Philosophers have ever longed to discover a cosmic good. The ideal source of the good is remote as possible from the Earth in space and in time, for Kant a transcendental God outside space and time, for Plato a timeless Good to be found in Being itself, for his student Aristotle a property of the first principles that set the world in motion.
Can we discover a cosmic good? At least identify the source of anything resembling the Good? Yes, we can. Does it resemble the Good anthropomorphized as a God personally concerned about our individual goods? No, it does not. But it has one outstanding characteristic of such a God, it is Providence. We have discovered that which provides. It provides the light, it provides life, it provides intelligence.
We replace the difficult problem of “Does God exist?” with the more tractable problem “Does Goodness exist?” Humanists situate values in reason or human nature. Bioethicists seek to move the source of goodness to the biosphere. Life becomes the summum bonum. Information philosophers look out to the universe as a whole and find a cosmos that grew from a chaos.

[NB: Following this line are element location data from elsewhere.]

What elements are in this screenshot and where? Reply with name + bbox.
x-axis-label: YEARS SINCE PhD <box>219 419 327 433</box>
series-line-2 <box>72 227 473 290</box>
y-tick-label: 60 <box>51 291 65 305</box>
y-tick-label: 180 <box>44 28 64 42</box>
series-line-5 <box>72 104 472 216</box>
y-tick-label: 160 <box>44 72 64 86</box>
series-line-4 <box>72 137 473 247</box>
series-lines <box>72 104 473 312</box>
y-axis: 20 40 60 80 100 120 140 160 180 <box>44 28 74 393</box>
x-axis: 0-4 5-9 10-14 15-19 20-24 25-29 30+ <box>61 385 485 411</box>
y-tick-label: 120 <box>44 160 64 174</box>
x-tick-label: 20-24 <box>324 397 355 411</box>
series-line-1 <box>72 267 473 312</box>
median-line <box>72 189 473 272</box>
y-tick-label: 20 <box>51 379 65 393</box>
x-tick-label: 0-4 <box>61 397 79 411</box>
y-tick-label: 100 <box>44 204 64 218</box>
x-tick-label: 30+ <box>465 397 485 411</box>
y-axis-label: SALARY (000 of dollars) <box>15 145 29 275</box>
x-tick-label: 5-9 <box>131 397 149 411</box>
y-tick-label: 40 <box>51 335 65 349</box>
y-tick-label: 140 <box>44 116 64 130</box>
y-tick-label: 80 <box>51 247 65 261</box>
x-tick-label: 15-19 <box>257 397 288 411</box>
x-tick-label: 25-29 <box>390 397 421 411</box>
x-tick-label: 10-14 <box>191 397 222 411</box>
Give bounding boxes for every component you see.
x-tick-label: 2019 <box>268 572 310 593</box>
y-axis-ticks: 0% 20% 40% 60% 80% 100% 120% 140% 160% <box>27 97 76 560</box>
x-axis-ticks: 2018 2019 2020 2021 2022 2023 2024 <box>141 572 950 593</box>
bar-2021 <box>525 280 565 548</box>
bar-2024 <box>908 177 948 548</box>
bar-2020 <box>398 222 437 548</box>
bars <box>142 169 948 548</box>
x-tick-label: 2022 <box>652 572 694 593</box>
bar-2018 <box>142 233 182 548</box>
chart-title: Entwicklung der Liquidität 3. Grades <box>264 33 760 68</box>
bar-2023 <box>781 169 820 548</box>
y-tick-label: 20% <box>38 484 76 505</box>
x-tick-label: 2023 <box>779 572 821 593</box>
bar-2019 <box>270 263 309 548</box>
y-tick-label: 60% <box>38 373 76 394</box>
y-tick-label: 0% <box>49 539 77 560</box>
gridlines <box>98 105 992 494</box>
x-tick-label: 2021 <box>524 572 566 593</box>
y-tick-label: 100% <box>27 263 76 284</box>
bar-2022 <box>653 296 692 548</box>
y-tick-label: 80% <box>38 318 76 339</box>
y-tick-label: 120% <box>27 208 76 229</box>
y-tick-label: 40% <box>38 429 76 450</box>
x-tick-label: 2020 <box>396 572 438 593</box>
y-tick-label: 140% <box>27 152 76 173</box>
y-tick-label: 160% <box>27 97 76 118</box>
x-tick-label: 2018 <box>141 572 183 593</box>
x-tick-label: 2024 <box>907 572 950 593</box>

Exactly how that is possible requires a profound understanding of the second law of thermodynamics in an expanding and open universe. A very small number of processes that we call ergodic can reduce the entropy locally to create macroscopic information structures like galaxies, stars, and planets and microscopic ones like atoms, molecules, organisms, and human intelligence.
A battle rages between cosmic ergodic processes and chaotic entropic processes that destroy structure and information. Anthropomorphizing these processes as good and evil gives us a dualist image that nicely solves the monotheistic problem of evil." If God is the Good, God is not responsible for the Evil. Instead, we can clearly see an Ergod who is Divine Providence – the cosmic source without which we would not exist and so a proper object of reverence. And Entropy is the "devil incarnate."
Our moral guide to action is then very simple – preserve information structures against the entropy.
Celebrating the first modern philosopher, René Descartes, we call our model for value the Ergo. For those who want to anthropomorphize on the slender thread of discovering the natural Providence, call it Ergod. No God can be God without being Ergodic.
Ergodic processes are those that resist the terrible and universal Second Law of Thermodynamics, which commands the increase of chaos and entropy (disorder). Without violating that inviolable law overall, they reduce the entropy locally, bringing pockets of cosmos and negative entropy (order and information-rich structures). We call all this cosmic order the Ergo. It is the ultimate sine qua non.